Experimental Design Details
The population of potential participants is composed by the owners of small businesses that completed an open online survey carried out in Qualtrics. They were recruited through social media ads targeted to owners of small businesses. The survey has yielded around 34,000 responses coming from the 8 countries of our study. The eligibility criteria used to select the experiment sample from this population consisted of the following points: (i) provided consent to receive additional information from the research team, and (ii) provided contact information (email and phone number). A sample of 15,367 firms fulfill these requirements.
In Argentina, Bolivia, Brazil, Chile, Colombia, the Dominican Republic, Mexico, and Peru, firm owners were randomly assigned to one of the following arms:
Treatment arm 1: Email
Treatment arm 2: Email + Phone session + Chatbot
Resource constraints prevented us from implementing the chatbot in Argentina, Bolivia, and the Dominican Republic. Firms from those three countries, however, did receive the one-on-one phone session. Therefore, we have (in practice) an “Email + Phone session” arm:
Treatment arm 3: Email + Phone session
Since Mexico was the country with the most respondents, there is an additional treatment arm which consists only of receiving the email and chatbot. This arm was part of the original design: business owners in Mexico were randomly assigned to Treatment arm 1 or Treatment arm 2, previously mentioned, or to:
Treatment arm 4: Email + Chatbot
In sum, there are three comparisons we will be evaluating:
Email (T1) vs. Email + Full information (T2), leveraging our samples from Brazil, Chile, Colombia, Peru, and a subset of the firms from Mexico (N: 10,895)

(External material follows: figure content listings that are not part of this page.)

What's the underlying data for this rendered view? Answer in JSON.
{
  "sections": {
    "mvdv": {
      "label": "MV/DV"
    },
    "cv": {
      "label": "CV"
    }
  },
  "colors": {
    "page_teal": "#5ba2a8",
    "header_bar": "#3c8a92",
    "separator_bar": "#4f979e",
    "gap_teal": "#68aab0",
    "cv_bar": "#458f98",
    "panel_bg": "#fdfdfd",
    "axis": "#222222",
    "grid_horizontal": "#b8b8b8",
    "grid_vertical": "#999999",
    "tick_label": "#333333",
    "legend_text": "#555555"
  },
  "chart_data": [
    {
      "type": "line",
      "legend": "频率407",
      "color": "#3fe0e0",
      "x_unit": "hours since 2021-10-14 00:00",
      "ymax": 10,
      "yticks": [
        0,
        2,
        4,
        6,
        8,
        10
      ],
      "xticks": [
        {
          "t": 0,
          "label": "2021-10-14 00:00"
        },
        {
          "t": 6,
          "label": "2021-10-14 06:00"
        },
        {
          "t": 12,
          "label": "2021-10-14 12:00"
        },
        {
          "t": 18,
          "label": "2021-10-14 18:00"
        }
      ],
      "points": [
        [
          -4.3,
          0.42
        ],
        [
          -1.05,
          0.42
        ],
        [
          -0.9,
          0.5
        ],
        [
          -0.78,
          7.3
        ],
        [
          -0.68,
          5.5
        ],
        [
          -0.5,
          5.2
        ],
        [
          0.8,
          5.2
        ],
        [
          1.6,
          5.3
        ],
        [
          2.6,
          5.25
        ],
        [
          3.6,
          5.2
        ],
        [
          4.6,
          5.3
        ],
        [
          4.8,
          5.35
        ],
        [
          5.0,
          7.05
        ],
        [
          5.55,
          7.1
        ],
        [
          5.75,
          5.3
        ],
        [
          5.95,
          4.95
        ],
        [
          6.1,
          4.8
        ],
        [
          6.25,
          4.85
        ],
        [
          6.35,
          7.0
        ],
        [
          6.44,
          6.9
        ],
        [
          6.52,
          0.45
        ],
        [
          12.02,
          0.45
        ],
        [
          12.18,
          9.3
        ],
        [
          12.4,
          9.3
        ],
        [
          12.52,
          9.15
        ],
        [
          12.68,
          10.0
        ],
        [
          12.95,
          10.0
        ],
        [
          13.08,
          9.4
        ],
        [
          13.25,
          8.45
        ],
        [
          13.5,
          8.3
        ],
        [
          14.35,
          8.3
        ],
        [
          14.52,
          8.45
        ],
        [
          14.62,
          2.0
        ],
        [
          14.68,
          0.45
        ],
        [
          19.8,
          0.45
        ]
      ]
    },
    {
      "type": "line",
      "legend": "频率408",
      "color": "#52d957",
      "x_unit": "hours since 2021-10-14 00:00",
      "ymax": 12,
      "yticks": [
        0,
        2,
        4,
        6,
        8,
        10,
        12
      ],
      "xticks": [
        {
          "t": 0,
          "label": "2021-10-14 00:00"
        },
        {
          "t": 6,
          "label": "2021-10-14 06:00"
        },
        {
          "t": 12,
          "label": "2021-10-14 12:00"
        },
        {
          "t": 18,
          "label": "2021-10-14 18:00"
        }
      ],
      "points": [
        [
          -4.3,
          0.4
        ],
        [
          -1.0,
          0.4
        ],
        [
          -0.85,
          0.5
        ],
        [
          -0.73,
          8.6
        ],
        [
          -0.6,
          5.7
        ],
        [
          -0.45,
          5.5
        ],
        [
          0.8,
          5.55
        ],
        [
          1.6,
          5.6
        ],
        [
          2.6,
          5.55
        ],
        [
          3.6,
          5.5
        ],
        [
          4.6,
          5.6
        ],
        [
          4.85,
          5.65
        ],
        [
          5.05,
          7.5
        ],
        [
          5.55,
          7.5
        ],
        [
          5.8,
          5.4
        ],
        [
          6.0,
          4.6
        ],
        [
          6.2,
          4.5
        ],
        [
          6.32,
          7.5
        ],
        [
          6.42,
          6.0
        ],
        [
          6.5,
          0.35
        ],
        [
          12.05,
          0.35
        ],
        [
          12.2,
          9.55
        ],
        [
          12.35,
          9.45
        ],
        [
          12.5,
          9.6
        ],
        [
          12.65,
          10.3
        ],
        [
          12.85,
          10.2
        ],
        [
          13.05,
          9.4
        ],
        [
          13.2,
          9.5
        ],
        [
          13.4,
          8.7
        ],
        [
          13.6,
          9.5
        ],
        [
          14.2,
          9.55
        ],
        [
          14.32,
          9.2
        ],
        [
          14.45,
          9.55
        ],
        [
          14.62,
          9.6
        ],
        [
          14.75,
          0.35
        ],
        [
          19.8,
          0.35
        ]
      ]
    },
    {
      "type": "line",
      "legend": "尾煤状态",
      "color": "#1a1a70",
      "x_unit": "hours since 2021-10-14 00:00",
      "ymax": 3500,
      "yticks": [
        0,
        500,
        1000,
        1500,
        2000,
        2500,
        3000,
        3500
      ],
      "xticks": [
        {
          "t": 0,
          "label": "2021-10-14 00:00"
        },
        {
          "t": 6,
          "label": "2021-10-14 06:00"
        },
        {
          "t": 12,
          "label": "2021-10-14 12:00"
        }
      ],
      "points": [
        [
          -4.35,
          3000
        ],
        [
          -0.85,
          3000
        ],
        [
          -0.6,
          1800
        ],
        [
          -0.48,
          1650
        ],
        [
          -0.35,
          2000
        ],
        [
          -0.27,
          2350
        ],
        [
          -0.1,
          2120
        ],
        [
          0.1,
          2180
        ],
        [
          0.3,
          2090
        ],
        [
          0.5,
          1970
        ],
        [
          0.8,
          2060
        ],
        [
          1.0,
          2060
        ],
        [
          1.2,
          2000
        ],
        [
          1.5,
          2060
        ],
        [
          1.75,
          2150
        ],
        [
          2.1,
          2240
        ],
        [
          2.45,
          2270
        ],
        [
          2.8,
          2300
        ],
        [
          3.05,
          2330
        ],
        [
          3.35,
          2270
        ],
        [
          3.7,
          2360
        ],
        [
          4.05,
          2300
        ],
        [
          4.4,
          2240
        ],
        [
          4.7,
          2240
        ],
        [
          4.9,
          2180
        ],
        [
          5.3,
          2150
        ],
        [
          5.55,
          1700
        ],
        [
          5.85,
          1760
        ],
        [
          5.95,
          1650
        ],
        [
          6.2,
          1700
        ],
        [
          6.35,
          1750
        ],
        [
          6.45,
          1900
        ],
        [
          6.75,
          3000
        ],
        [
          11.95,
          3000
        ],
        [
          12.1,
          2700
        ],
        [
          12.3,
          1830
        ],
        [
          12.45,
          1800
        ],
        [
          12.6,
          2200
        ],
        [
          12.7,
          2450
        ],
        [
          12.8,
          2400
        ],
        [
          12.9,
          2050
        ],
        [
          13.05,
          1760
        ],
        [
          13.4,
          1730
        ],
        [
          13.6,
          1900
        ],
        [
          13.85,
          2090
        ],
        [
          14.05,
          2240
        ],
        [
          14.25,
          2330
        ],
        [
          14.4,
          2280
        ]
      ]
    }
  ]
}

Email (T1) vs. Email + Phone session (T3), which involves business owners from Argentina, Bolivia, and the Dominican Republic (N:2,804), and
Email (T1) vs. Email + Full information (T2) vs. Email + Chatbot (T4), which involves all Mexican firms (N:3,334).
Notes:
In the baseline survey we asked business owners if they wanted to be contacted by a NGO to receive information about policies that had been announced in their countries. This offer was intended to increase the likelihood that business owners would share their contact information with the research team. Since we generated these expectations, we decided that everyone who showed willingness to be contacted would receive at least the summary of policies through email. For this reason, we do not have a pure control group.
Randomization is stratified by country and date of response.
The baseline survey was initially also targeted at business owners from the United States and more countries from Latin America (Costa Rica, Ecuador, El Salvador, Guatemala, Honduras, Nicaragua, Panama, Paraguay, Uruguay, Venezuela). The firms from the United States were not included in the experiment because 1) first round of aid funds (PPP) ran out when we were planning our intervention, and 2) we encountered difficulties for timely hiring of temporary workers that we would have needed to set up a call center. The firms from the other Latin American countries were not included because the initial take up of the baseline survey was low so we targeted our resources to deploy more ads in the 8 biggest countries.
We also plan to include more Brazilian firms that will be recruited using another strategy: they are sampled from a public registry of firms in the country, that includes contact information. We are still planning the logistics of the intervention with this sample because it is larger than the one we manage so far. Our Pre-Analysis Plan will be updated accordingly when the implementation details are ready.